Use with AI agents via MCP

Wayback Machine CDX Extractor is available as a tool for AI assistants that support the Model Context Protocol (MCP).

Setup for Claude Code

$claude mcp add --transport http apify "https://mcp.apify.com?tools=automation-lab/wayback-machine-cdx-extractor"

Setup for Claude Desktop, Cursor, or VS Code

Add this to your MCP config file:

{
"mcpServers": {
"apify": {
"url": "https://mcp.apify.com?tools=automation-lab/wayback-machine-cdx-extractor"
}
}
}

Your AI assistant will use OAuth to authenticate with your Apify account on first use.

Example prompts

Once connected, try asking your AI assistant:

  • "Extract all snapshots of example.com from 2020 with status code 200"
  • "Get the unique URLs archived for blog.example.com using collapse by urlkey"
  • "Find all 404 pages archived for example.com in the last 5 years"

Learn more in the Apify MCP documentation.


Yes. The Internet Archive CDX API is a public API explicitly provided by the Internet Archive for programmatic access to its index data. It is documented and freely accessible at https://github.com/internetarchive/wayback/tree/master/wayback-cdx-server.

This actor does not bypass any authentication or rate limiting mechanisms. It accesses only the public CDX search endpoint, which is designed for exactly this type of bulk query. The Internet Archive actively encourages researchers, archivists, and developers to use their APIs.


FAQ

How many snapshots can I extract?

There is no hard limit โ€” set maxSnapshots to 0 for unlimited extraction. Major domains like news sites or social networks may have tens of millions of snapshots. For performance, the actor paginates automatically using the CDX resumeKey mechanism.

Why do some records show status code -?

The CDX API uses - for "revisit" records, where the Wayback Machine re-crawled a page but only stored a reference to a previous capture (because the content was identical). These are real crawl events but don't have a traditional HTTP response code. Filter them out with excludeStatusCodes: [-1] or use filterStatusCodes: [200] to get only real successful captures.

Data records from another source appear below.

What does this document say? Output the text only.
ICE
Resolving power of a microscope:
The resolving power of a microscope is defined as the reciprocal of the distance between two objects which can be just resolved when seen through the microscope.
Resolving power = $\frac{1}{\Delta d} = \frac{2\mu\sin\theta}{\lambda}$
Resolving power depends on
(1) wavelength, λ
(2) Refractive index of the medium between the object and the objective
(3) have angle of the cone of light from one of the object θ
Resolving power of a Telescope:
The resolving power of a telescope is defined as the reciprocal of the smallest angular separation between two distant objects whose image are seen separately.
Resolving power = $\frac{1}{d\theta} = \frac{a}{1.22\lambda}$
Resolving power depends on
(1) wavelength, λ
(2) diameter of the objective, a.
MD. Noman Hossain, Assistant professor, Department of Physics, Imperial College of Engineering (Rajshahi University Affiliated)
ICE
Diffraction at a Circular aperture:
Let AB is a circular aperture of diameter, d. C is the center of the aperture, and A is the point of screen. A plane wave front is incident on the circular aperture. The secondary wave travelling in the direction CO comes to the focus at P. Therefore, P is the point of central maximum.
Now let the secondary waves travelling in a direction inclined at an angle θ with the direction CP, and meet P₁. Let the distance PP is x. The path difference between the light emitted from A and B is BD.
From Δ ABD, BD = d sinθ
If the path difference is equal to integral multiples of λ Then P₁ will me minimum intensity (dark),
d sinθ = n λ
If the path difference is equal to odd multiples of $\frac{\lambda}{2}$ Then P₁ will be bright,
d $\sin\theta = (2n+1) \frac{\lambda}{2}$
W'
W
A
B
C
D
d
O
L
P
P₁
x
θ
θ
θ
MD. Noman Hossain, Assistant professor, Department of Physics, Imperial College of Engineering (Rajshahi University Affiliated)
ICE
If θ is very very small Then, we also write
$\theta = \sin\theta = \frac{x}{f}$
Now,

Why are some MIME types warc/revisit?

Same as above โ€” revisit records use warc/revisit as their MIME type. Use filterMimeTypes: ["text/html"] to exclude these if you only want full content captures.

The API returned 503 errors during my run. What happened?

The Internet Archive CDX API occasionally returns 503 errors under load. This actor automatically retries up to 3 times with exponential backoff before failing. If you consistently get 503s, try reducing pageSize from 10000 to 1000.

How do I get all unique URLs (not every snapshot)?

Use collapse: "urlkey" โ€” this returns only the first capture per unique URL, giving you a clean inventory of every URL the Wayback Machine ever crawled on your domain.

Can I use wildcard patterns?

Yes. Enter patterns like *.example.com/* as the URL with matchType: "domain" to match all subdomains and paths.